Wie groß ist eigentlich das Potenzial, Demokratie im Kindergarten sinnvoll einzuüben? Fachleute weisen darauf hin, dass Kinder im Alter bis drei Jahren erstmal damit beschäftigt sind, sich selbst zu entdecken …
Wenn die Theorie auf die Praxis trifft... Das sind junge Menschen, die ihren Platz in der Welt haben. Als allererstes ist es aber ihre Aufgabe, sich selber kennenzulernen. In der Politik geht es manchmal sehr theoretisch zu – und da ist Demokratie nicht das einzige Wort. Was ist Rechtsruck konkret? Was ist in meinem Verhalten demokratisch? Wenn ich mit einer Kollegin spreche: „wir machen eine Woche Demokratiebildung“ oder „du musst jetzt demokratisch arbeiten“, dann schaut sie mich an und sagt: „ja nett…“. Dann passiert bei den Kindern aber noch nichts.
Sondern?
Demokratie und viele andere Themen finden in einem respektvollen, wertschätzenden Miteinander statt. Wir gehen zum Beispiel den Wochenplan durch: Wo können die Kinder konkret eine Entscheidung treffen? – „Aha, an diesem Tag wird mit den Kindern gekocht, da wird abgestimmt: Gibt’s Suppe oder Salat?“ Dann ist es sehr konkret. Auch das ist Demokratie. Was für mich gar nicht geht, sind pseudo-demokratische Entscheidungen nach dem Motto: „Du darfst entscheiden, aber ich mache nachher sowieso, was ich will“.
Zumal es ja auch Sachen gibt, bei denen es nichts zu entscheiden gibt…
… weil es gefährlich oder gar lebensbedrohlich wäre, wie die banale Frage: „Gehen wir bei Rot oder bei Grün?“ Ich möchte den Kindern auch vermitteln, dass Entscheidungen Konsequenzen nach sich ziehen, auch im sozialen Miteinander. Das wird manchmal vergessen. Alle haben Rechte, aber was ist mit den Pflichten? Aber das ist ja auch für Erwachsene oft schwer auszumachen …
Sie haben die Bedeutung guter Vorbilder schon angesprochen: Was bedeutet das für die Arbeit der Erzieherinnen und Erzieher?
Ein Thema ist das Bewusstsein und die professionelle Haltung im Team.
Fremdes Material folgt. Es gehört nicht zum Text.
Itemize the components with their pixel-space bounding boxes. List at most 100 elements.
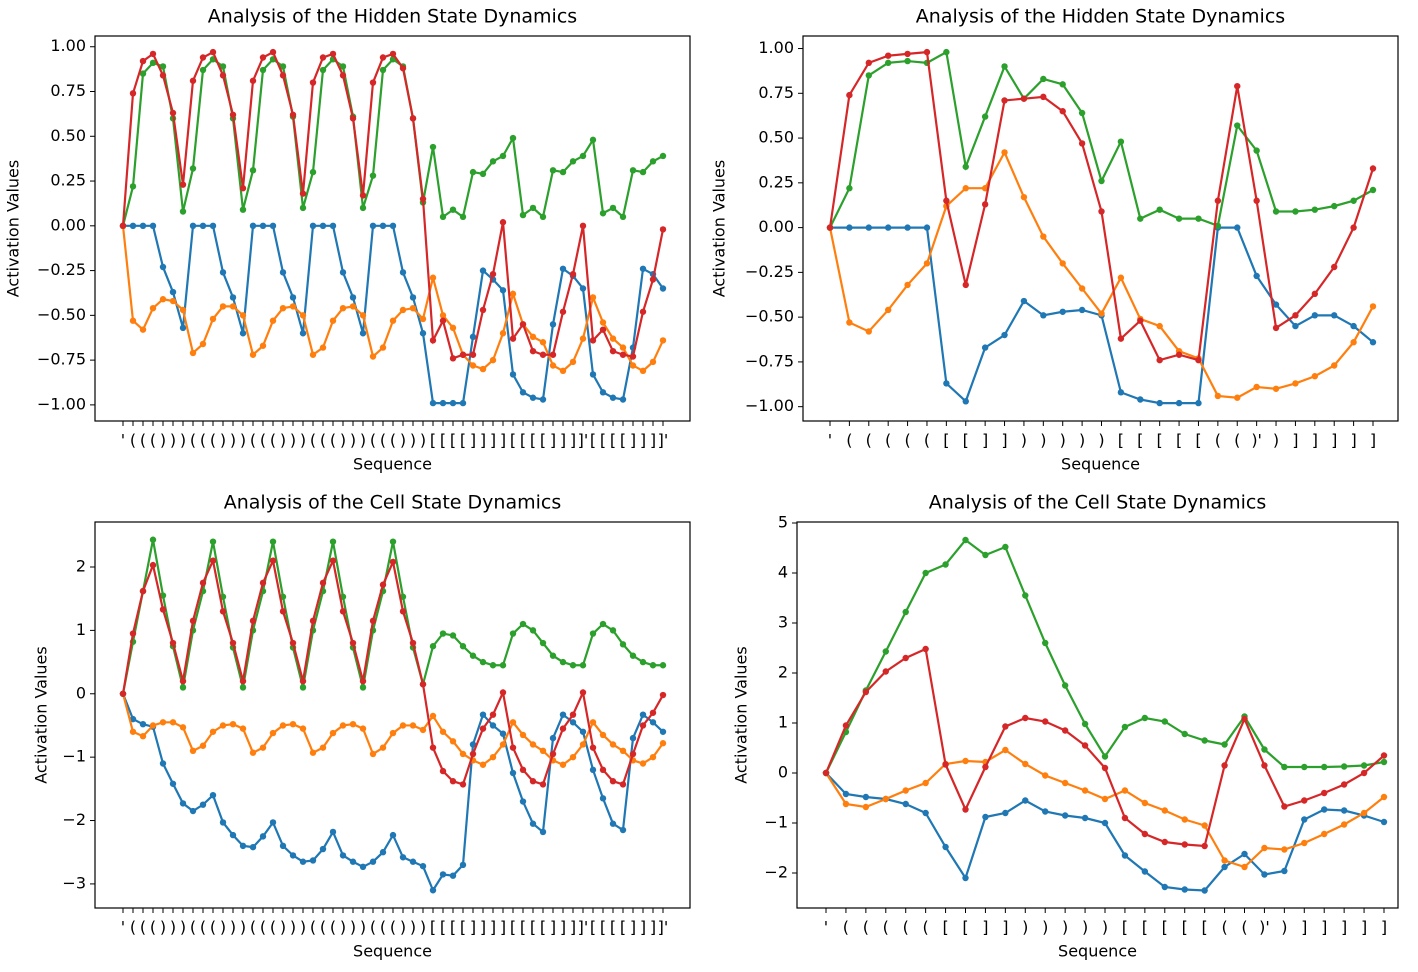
x-tick-label: ) [160,431,166,450]
data-point [1002,746,1009,754]
data-point [599,620,607,628]
x-tick-label: ( [270,918,276,937]
y-tick-label: 2 [778,663,788,682]
data-point [529,820,537,827]
data-point [865,72,872,79]
data-point [589,136,597,144]
data-point [1042,808,1049,815]
data-point [519,211,527,219]
data-point [119,690,127,697]
series-line [828,149,1374,399]
data-point [389,50,397,58]
x-tick-label: [ [540,918,546,937]
data-point [884,224,892,231]
x-tick-label: ] [1292,431,1298,450]
data-point [639,760,647,767]
data-point [599,389,607,396]
data-point [1234,122,1241,129]
data-point [469,362,477,369]
x-tick-label: ] [470,918,476,937]
data-point [259,833,267,840]
data-point [1020,297,1028,305]
x-tick-label: ) [280,918,286,937]
data-point [1301,763,1308,771]
data-point [519,389,527,396]
x-tick-label: ] [480,431,486,450]
data-point [559,658,567,666]
data-point [569,719,577,726]
data-point [942,561,949,568]
x-tick-label: ) [170,431,176,450]
data-point [419,195,427,203]
axes-frame [94,521,691,909]
data-point [1253,383,1260,391]
x-tick-label: ] [1312,431,1318,450]
data-point [359,677,367,685]
y-axis-label: Activation Values [710,160,729,297]
x-tick-label: ( [130,918,136,937]
data-point [846,185,853,192]
data-point [349,639,357,647]
y-tick-label: −0.50 [745,307,794,326]
data-point [1022,797,1029,804]
data-point [569,753,577,761]
data-point [269,317,277,324]
data-point [619,781,627,788]
data-point [659,285,667,292]
data-point [1121,787,1129,794]
y-tick-label: 1.00 [758,38,794,57]
x-tick-label: ) [290,431,296,450]
data-point [1141,799,1149,807]
data-point [904,57,911,65]
data-point [509,371,517,378]
data-point [479,711,487,718]
data-point [179,677,187,685]
data-point [429,712,437,720]
data-point [169,109,177,117]
x-tick-label: [ [540,431,546,450]
x-tick-label: ) [350,918,356,937]
data-point [439,399,447,407]
data-point [509,744,517,751]
data-point [1101,795,1109,803]
data-point [923,224,931,231]
data-point [539,747,547,755]
x-tick-label: [ [510,431,516,450]
data-point [319,54,327,61]
data-point [369,353,377,360]
x-tick-label: ] [560,431,566,450]
data-point [469,741,477,748]
y-tick-label: −0.25 [745,262,794,281]
x-tick-label: ( [210,918,216,937]
data-point [1137,317,1144,324]
y-tick-label: −0.75 [745,351,794,370]
data-point [1201,822,1208,829]
data-point [239,725,247,732]
y-tick-label: 0.75 [758,83,794,102]
y-axis-label: Activation Values [4,160,23,297]
data-point [309,857,317,864]
x-tick-label: [ [1195,431,1201,450]
x-tick-label: ] [550,918,556,937]
x-tick-label: ]' [658,431,669,450]
data-point [479,170,487,178]
data-point [1281,763,1288,771]
subplot-title: Analysis of the Cell State Dynamics [929,492,1266,514]
data-point [1369,165,1377,172]
data-point [1380,818,1388,826]
data-point [1141,868,1149,875]
data-point [1272,324,1280,332]
data-point [289,639,297,647]
x-tick-label: ) [160,918,166,937]
data-point [884,306,892,314]
data-point [409,304,417,312]
data-point [549,750,557,758]
x-tick-label: [ [1118,431,1124,450]
data-point [981,113,989,120]
y-tick-label: 5 [778,513,788,532]
x-tick-label: ] [1361,918,1367,937]
data-point [1098,310,1105,317]
data-point [1340,821,1348,828]
series-line [824,647,1385,848]
x-tick-label: [ [620,918,626,937]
Dass jeder ein demokratisches Grundverständnis hat, dass jeder nicht nur politisch demokratisch aufgestellt ist, sondern eine Offenheit in sich trägt. Das ist manchmal ein Stückweit Arbeit: Selbstreflektion, kombiniert mit Fachwissen. Sich dafür Zeit zu nehmen, ist ein ganz wichtiger Faktor, damit pädagogische Fachkräfte verinnerlichen, warum es wichtig ist, demokratisch in der Einrichtung zu arbeiten und den Alltag demokratisch zu gestalten – ohne dass gleich gelabelt wird: „Da muss jetzt Demokratie draufstehen“.